そして、血管位置信号生成部76及び血管幅信号生成部77では、解像度毎に、血管位置信号及び血管幅信号を生成する。すなわち、血管位置信号生成部76及び血管幅信号生成部77は、第1解像度B1画像信号及び第1解像度B2画像信号から第1血管位置信号と第1血管幅信号を生成し、第2解像度B1画像信号及び第2解像度B2画像信号から第2血管位置信号と第2血管幅信号をそれぞれ生成する。その後、血管画像信号生成部78は、第1血管位置信号と第1血管幅信号とを用いて第1血管画像信号を生成し、第2血管位置信号と第2血管幅信号とを用いて第2血管画像信号を生成する。血管強調画像信号生成部79は、第1血管画像信号と第2血管画像信号の解像度をベース画像に合わせ、ベース画像に重畳することで、上記各実施形態と同様の血管強調画像信号を生成する。このように、複数の解像度に分けて血管抽出を行うと、モルフォロジー処理で用いる構造要素のサイズを小さくすることができるのでプロセッサ装置16の処理負担を低減できる。また、粘膜下の同程度の深さに太さが異なる血管が存在する場合があるが、上記のように複数解像度に分けてそれぞれ血管抽出を行えば、粘膜下の同程度の深さにある太さが異なる血管を全て確実に抽出することができる。

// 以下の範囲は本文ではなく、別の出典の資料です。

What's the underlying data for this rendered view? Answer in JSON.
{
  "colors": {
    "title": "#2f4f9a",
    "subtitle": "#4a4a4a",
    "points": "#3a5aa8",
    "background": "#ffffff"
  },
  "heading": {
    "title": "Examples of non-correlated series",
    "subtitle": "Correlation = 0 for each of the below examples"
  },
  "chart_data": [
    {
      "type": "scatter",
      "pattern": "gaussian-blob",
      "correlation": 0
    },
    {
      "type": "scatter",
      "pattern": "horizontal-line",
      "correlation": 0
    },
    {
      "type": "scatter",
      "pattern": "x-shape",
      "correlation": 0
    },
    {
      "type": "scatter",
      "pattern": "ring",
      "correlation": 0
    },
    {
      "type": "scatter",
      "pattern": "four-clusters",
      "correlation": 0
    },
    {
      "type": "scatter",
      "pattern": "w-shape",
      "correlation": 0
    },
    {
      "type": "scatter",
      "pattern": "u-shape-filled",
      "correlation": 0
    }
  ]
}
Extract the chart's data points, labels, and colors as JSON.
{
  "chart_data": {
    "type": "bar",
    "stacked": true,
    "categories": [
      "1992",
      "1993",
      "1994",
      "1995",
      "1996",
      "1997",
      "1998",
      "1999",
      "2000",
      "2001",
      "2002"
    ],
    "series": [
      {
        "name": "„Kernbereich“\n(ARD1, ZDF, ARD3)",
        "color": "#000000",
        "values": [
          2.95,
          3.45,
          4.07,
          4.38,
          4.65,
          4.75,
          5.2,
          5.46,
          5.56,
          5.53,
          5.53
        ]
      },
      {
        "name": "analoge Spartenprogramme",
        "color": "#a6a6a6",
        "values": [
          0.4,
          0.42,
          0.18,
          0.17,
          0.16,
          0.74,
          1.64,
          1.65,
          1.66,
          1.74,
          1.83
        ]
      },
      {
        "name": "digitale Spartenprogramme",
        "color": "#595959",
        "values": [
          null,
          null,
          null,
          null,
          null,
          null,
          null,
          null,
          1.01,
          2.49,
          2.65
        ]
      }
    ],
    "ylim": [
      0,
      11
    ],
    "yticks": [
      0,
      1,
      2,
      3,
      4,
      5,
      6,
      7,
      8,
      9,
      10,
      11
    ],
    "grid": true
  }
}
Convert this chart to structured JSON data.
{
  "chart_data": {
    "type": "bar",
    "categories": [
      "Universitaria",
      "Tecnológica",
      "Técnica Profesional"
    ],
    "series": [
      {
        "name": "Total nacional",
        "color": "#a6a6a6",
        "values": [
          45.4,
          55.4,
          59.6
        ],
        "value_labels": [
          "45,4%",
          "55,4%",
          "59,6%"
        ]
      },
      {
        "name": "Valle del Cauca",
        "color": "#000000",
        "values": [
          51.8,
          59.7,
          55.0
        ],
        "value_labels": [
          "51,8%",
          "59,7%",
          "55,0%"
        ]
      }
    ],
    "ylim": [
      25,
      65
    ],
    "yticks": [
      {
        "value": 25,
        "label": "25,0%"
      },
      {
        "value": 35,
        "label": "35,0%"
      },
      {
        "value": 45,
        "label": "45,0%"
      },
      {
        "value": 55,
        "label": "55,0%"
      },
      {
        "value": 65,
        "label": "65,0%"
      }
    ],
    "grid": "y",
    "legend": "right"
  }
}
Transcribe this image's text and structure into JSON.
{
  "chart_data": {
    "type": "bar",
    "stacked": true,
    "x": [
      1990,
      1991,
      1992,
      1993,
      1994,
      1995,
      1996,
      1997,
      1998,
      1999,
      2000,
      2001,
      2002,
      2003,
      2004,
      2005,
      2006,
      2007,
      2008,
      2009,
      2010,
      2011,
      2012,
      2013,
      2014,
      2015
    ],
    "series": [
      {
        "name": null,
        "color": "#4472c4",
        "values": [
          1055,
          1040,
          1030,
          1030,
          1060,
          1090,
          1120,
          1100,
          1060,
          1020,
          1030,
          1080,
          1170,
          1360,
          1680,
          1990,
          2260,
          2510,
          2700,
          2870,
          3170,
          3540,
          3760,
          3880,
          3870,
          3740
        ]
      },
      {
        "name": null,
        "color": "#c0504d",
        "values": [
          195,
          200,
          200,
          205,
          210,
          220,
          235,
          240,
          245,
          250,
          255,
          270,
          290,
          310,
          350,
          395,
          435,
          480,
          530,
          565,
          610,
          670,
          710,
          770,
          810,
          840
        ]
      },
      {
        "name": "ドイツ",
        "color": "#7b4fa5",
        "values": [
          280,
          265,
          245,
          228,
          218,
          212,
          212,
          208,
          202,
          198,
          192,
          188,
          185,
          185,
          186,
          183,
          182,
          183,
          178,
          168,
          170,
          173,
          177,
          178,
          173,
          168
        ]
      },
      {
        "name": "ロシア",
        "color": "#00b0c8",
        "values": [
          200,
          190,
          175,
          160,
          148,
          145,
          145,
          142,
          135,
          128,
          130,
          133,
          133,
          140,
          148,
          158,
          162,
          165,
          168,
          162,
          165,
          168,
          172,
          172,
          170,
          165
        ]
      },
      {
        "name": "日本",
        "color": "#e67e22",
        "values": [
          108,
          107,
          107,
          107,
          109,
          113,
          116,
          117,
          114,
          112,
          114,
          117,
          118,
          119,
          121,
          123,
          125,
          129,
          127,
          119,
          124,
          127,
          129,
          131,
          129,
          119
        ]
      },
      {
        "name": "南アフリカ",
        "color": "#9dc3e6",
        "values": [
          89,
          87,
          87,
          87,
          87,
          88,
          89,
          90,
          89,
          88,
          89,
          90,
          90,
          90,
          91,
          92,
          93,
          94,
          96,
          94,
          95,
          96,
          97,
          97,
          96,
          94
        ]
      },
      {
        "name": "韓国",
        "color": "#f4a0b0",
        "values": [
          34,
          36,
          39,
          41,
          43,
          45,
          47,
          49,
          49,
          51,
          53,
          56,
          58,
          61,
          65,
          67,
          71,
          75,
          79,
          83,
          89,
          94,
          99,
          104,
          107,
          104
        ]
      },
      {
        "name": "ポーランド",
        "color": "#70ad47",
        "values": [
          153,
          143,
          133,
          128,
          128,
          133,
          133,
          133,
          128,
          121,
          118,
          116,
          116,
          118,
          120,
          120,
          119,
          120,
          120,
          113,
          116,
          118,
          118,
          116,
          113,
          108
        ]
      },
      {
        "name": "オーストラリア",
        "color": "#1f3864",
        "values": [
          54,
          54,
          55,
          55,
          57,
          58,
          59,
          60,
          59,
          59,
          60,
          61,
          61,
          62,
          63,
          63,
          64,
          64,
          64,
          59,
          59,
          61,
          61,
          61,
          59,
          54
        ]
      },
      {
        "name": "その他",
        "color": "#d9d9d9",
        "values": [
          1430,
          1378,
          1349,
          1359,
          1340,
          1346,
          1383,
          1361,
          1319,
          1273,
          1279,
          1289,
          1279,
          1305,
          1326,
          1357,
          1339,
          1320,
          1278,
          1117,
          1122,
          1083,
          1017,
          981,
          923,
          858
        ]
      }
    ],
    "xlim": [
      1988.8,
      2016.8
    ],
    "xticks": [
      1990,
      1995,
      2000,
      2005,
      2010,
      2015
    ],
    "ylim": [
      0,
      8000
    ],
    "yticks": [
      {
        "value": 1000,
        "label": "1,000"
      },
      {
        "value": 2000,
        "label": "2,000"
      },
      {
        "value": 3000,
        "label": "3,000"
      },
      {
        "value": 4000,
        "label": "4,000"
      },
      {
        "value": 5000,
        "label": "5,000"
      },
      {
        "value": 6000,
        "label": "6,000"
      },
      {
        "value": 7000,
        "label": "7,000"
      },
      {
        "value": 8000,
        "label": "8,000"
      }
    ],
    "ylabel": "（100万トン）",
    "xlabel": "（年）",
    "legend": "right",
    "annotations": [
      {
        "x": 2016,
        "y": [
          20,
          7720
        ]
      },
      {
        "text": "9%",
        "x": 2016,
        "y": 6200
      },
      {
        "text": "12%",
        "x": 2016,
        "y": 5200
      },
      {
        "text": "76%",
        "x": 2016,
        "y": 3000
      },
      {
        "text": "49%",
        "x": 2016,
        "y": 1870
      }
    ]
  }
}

なお、血管画像信号生成部78は、第1血管画像信号と第2血管画像信号の解像度を合わせて合成した合成血管画像信号を生成しても良い。この場合、血管強調画像信号生成部79は、ベース画像に合成血管画像信号の解像度を合わせて重畳させることにより、血管強調画像を生成する。
なお、上記第1実施形態、第2実施形態、及び第3実施形態では、撮像センサ48が設けられた内視鏡12を被検体内に挿入して観察を行う内視鏡システム10によって本発明を実施しているが、カプセル内視鏡システムにも本発明は好適である。例えば、図25に示すように、カプセル内視鏡システムでは、カプセル内視鏡400と、プロセッサ装置(図示しない)とを少なくとも有する。
カプセル内視鏡400は、光源402と光源制御部403と、撮像センサ404と、信号処理部406と、送受信アンテナ408とを備えている。光源402は、上記各実施形態の光源20と同様に構成される。光源制御部403は、上記各実施形態の光源制御部22と同様にして光源402の駆動を制御する。また、光源制御部403は、送受信アンテナ408によって、カプセル内視鏡システムのプロセッサ装置と無線で通信可能である。カプセル内視鏡システムのプロセッサ装置は、上記各実施形態のプロセッサ装置16とほぼ同様であるが、信号処理部406は、通常画像処理部66及び特殊画像処理部67の機能を有している。信号処理部406が生成した血管強調画像信号等は、送受信アンテナ408を介してプロセッサ装置に送信される。撮像センサ404は上記各実施形態の撮像センサ48と同様に構成される。